Google Ads ou Meta Ads: qual é o certo para o seu negócio?
Essa é uma das perguntas que mais recebemos de donos de negócio. E a resposta honesta é: depende. Não de preferência, não de modismo, mas de como o seu cliente compra.
Para entender a diferença entre as duas plataformas, existe um concept simples que muda a forma como você enxerga o tráfego pago: rede de intenção e rede de atenção.
Google Ads: a rede de intenção
Quando alguém abre o Google e digita “clínica de fisioterapia perto de mim” ou “melhor hamburgueria delivery”, essa pessoa já tomou uma decisão. Ela sabe o que quer e está ativamente procurando por isso. O seu anúncio aparece exatamente nesse momento.
Isso é intenção. O trabalho de convencer já foi feito pela própria necessidade do cliente. Você só precisa estar no lugar certo, na hora certa.

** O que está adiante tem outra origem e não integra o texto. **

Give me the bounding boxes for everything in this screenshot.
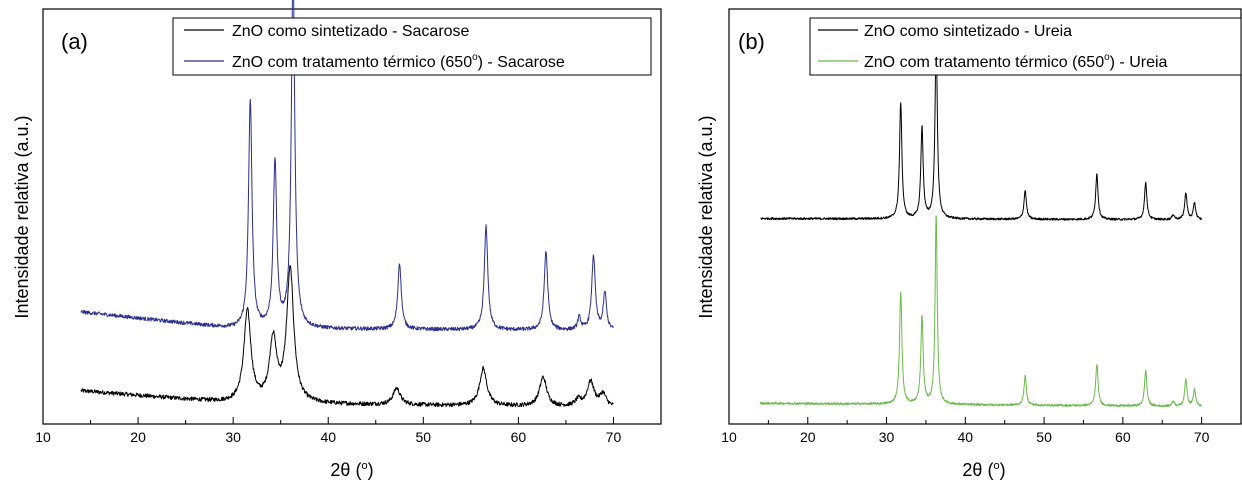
x-tick-label-b-70: 70 [1194,429,1210,445]
panel-label-a: (a) [61,29,88,54]
legend-entry-a-1: ZnO com tratamento térmico (650o) - Saca… [232,52,565,71]
legend-text-b-1-after: ) - Ureia [1110,54,1168,71]
legend-entry-a-0: ZnO como sintetizado - Sacarose [232,23,470,40]
legend-text-a-1-sup: o [472,52,478,63]
legend-entry-b-0: ZnO como sintetizado - Ureia [864,23,1072,40]
panel-label-b: (b) [738,29,765,54]
legend-text-a-1-after: ) - Sacarose [478,54,565,71]
x-axis-unit-close-b: ) [1000,460,1006,480]
legend-text-b-1-sup: o [1104,52,1110,63]
x-axis-unit-close-a: ) [368,460,374,480]
legend-box-b [809,17,1242,76]
traces-b [760,40,1203,408]
x-tick-label-b-40: 40 [958,429,974,445]
x-tick-label-b-30: 30 [879,429,895,445]
x-tick-label-a-10: 10 [35,429,51,445]
series-line-b-1 [760,215,1202,408]
legend-text-a-0: ZnO como sintetizado - Sacarose [232,23,470,40]
x-tick-label-a-40: 40 [320,429,336,445]
x-tick-label-a-60: 60 [511,429,527,445]
x-axis-unit-a: o [361,460,367,472]
y-axis-title-b: Intensidade relativa (a.u.) [696,115,716,318]
x-tick-label-b-50: 50 [1036,429,1052,445]
legend-text-b-1-before: ZnO com tratamento térmico (650 [864,54,1104,71]
legend-entry-b-1: ZnO com tratamento térmico (650o) - Urei… [864,52,1168,71]
series-line-a-0 [80,265,614,408]
x-tick-label-b-60: 60 [1115,429,1131,445]
x-ticks-b: 10 20 30 40 50 60 70 [721,417,1242,445]
traces-a [80,0,614,408]
chart-panel-a: (a) Intensidade relativa (a.u.) 2θ (o) 1… [12,0,662,480]
x-axis-symbol-b: 2θ [962,460,982,480]
x-tick-label-b-10: 10 [721,429,737,445]
x-axis-unit-open-a: ( [350,460,361,480]
x-tick-label-a-70: 70 [606,429,622,445]
x-ticks-a: 10 20 30 40 50 60 70 [35,417,662,445]
legend-box-a [172,17,652,76]
x-tick-label-a-30: 30 [225,429,241,445]
series-line-a-1 [80,0,614,332]
legend-a: ZnO como sintetizado - Sacarose ZnO com … [172,17,652,76]
x-axis-symbol-a: 2θ [330,460,350,480]
series-line-b-0 [760,40,1203,221]
plot-frame-a [42,8,662,425]
x-tick-label-b-20: 20 [800,429,816,445]
chart-panel-b: (b) Intensidade relativa (a.u.) 2θ (o) 1… [696,8,1242,480]
legend-b: ZnO como sintetizado - Ureia ZnO com tra… [809,17,1242,76]
x-axis-title-b: 2θ (o) [962,460,1005,480]
legend-text-a-1-before: ZnO com tratamento térmico (650 [232,54,472,71]
x-tick-label-a-50: 50 [416,429,432,445]
x-tick-label-a-20: 20 [130,429,146,445]
x-axis-unit-open-b: ( [982,460,993,480]
plot-frame-b [728,8,1242,425]
legend-text-b-0: ZnO como sintetizado - Ureia [864,23,1072,40]
x-axis-unit-b: o [993,460,999,472]
y-axis-title-a: Intensidade relativa (a.u.) [12,115,32,318]
x-axis-title-a: 2θ (o) [330,460,373,480]
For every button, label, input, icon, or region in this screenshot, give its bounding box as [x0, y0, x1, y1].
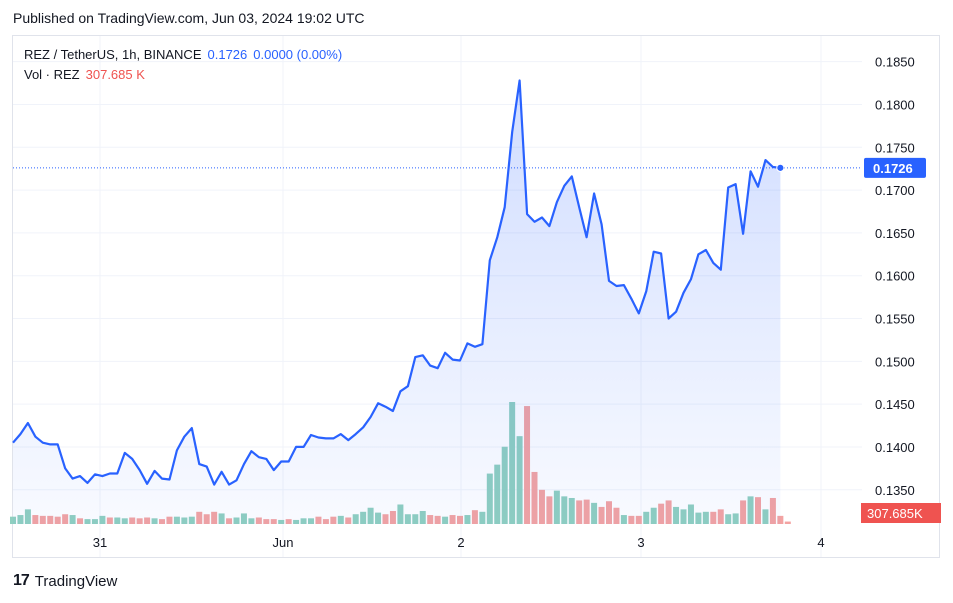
price-line[interactable] — [12, 79, 781, 486]
price-tick-label: 0.1650 — [875, 226, 915, 241]
tradingview-logo-icon: 17 — [13, 572, 30, 589]
last-volume-tag: 307.685K — [861, 503, 941, 523]
time-tick-label: 31 — [93, 535, 107, 550]
last-price-tag: 0.1726 — [864, 157, 926, 178]
volume-label: Vol · REZ — [24, 67, 80, 82]
price-area — [13, 80, 781, 524]
volume-bar — [784, 521, 791, 524]
legend-volume-row: Vol · REZ 307.685 K — [24, 65, 342, 85]
price-tick-label: 0.1750 — [875, 140, 915, 155]
last-price-dot — [776, 163, 785, 172]
time-tick-label: Jun — [273, 535, 294, 550]
price-tick-label: 0.1600 — [875, 269, 915, 284]
time-tick-label: 3 — [637, 535, 644, 550]
last-volume-tag-text: 307.685K — [867, 506, 923, 521]
price-tick-label: 0.1450 — [875, 397, 915, 412]
price-tick-label: 0.1800 — [875, 97, 915, 112]
price-tick-label: 0.1350 — [875, 483, 915, 498]
brand-name: TradingView — [34, 572, 118, 590]
time-axis[interactable]: 31 Jun 2 3 4 — [93, 535, 825, 550]
last-price-tag-text: 0.1726 — [873, 161, 913, 176]
price-tick-label: 0.1550 — [875, 312, 915, 327]
last-price-value: 0.1726 — [207, 47, 248, 62]
volume-value: 307.685 K — [85, 67, 145, 82]
published-caption: Published on TradingView.com, Jun 03, 20… — [13, 10, 365, 26]
price-tick-label: 0.1700 — [875, 183, 915, 198]
chart-legend: REZ / TetherUS, 1h, BINANCE 0.1726 0.0000 … — [24, 45, 342, 85]
symbol-label[interactable]: REZ / TetherUS, 1h, BINANCE — [24, 47, 202, 62]
price-tick-label: 0.1400 — [875, 440, 915, 455]
price-change-value: 0.0000 (0.00%) — [253, 47, 343, 62]
legend-price-row: REZ / TetherUS, 1h, BINANCE 0.1726 0.0000 … — [24, 45, 342, 65]
price-axis[interactable]: 0.1350 0.1400 0.1450 0.1500 0.1550 0.1600 0.16… — [875, 55, 915, 498]
price-tick-label: 0.1850 — [875, 55, 915, 70]
time-tick-label: 4 — [817, 535, 824, 550]
chart-frame — [12, 35, 940, 558]
tradingview-brand[interactable]: 17 TradingView — [13, 572, 117, 590]
price-tick-label: 0.1500 — [875, 354, 915, 369]
time-tick-label: 2 — [457, 535, 464, 550]
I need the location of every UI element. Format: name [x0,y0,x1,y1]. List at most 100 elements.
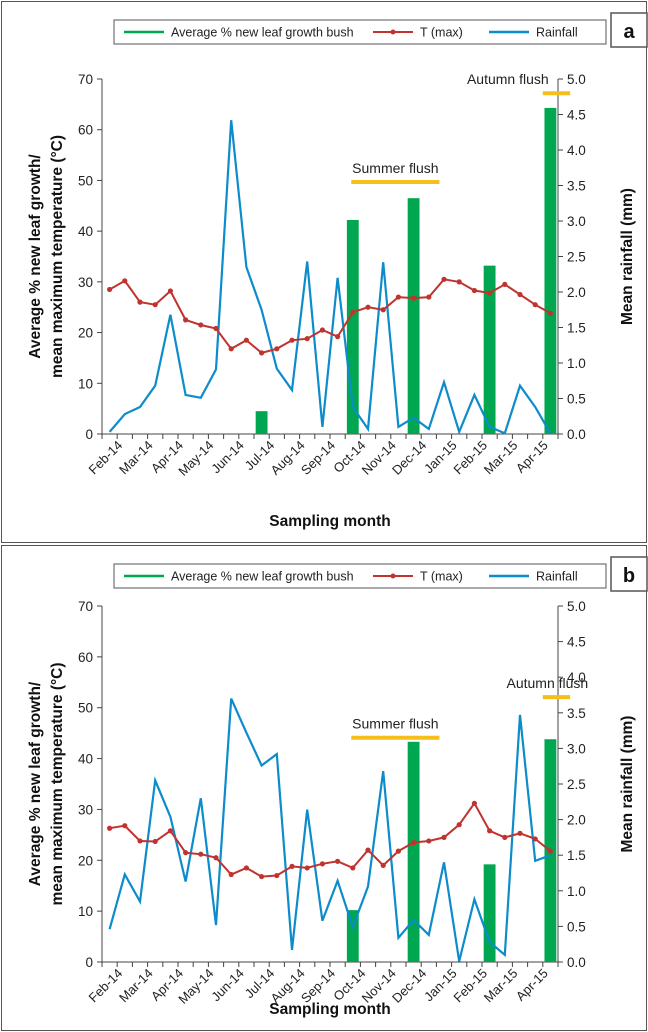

O Google Ads funciona muito bem para negócios em que o cliente pesquisa antes de comprar. Serviços, clínicas, escritórios, lojas com produtos específicos. Se alguém vai ao Google para te encontrar, você precisa estar lá.
Meta Ads: a rede de atenção
No Instagram e no Facebook, ninguém está procurando nada. A pessoa está rolando o feed, vendo foto de amigo, assistindo Reels. Ela não acordou pensando em comprar o que você vende.
O seu anúncio precisa interromper esse movimento e despertar um desejo que ela ainda não sabia que tinha. Isso é atenção.
O Meta Ads funciona muito bem para criar demanda, apresentar um produto ou serviço novo, trabalhar o reconhecimento de marca e alcançar pessoas que ainda não te conhecem mas que têm tudo a ver com o que você oferece.
A diferença na prática
| Google Ads | Meta Ads | |
|---|---|---|
| O cliente está… | Procurando ativamente | Navegando sem intenção |
| O anúncio aparece… | Quando ele pesquisa | Enquanto ele consome conteúdo |
| Funciona melhor para… | Capturar demanda existente | Criar demanda nova |
| Exemplos de negócios | Clínicas, serviços, lojas especializadas | Lançamentos, produtos, marcas em crescimento |
Então qual devo usar?
A pergunta certa não é qual é melhor. É qual faz sentido para o momento do seu negócio.
Se o seu cliente já pesquisa pelo que você oferece, comece pelo Google. Você vai capturar quem já está pronto para comprar.
Se o seu produto ou serviço é algo que as pessoas ainda não buscam ativamente, ou se você quer crescer sua base de clientes e construir marca, o Meta é o caminho. Você vai alcançar pessoas que ainda não te conhecem mas que podem se tornar clientes.
E para muitos negócios, a resposta ideal é usar os dois de forma complementar: o Google capturando quem já tem intenção, e o Meta criando demanda e alimentando o topo do funil.
O erro mais comum é escolher uma plataforma por achismo, investir sem estratégia e concluir que tráfego pago não funciona. O tráfego pago funciona. O que precisa ser definido, antes de qualquer campanha, é onde o seu cliente está e o que ele precisa ver para tomar uma decisão.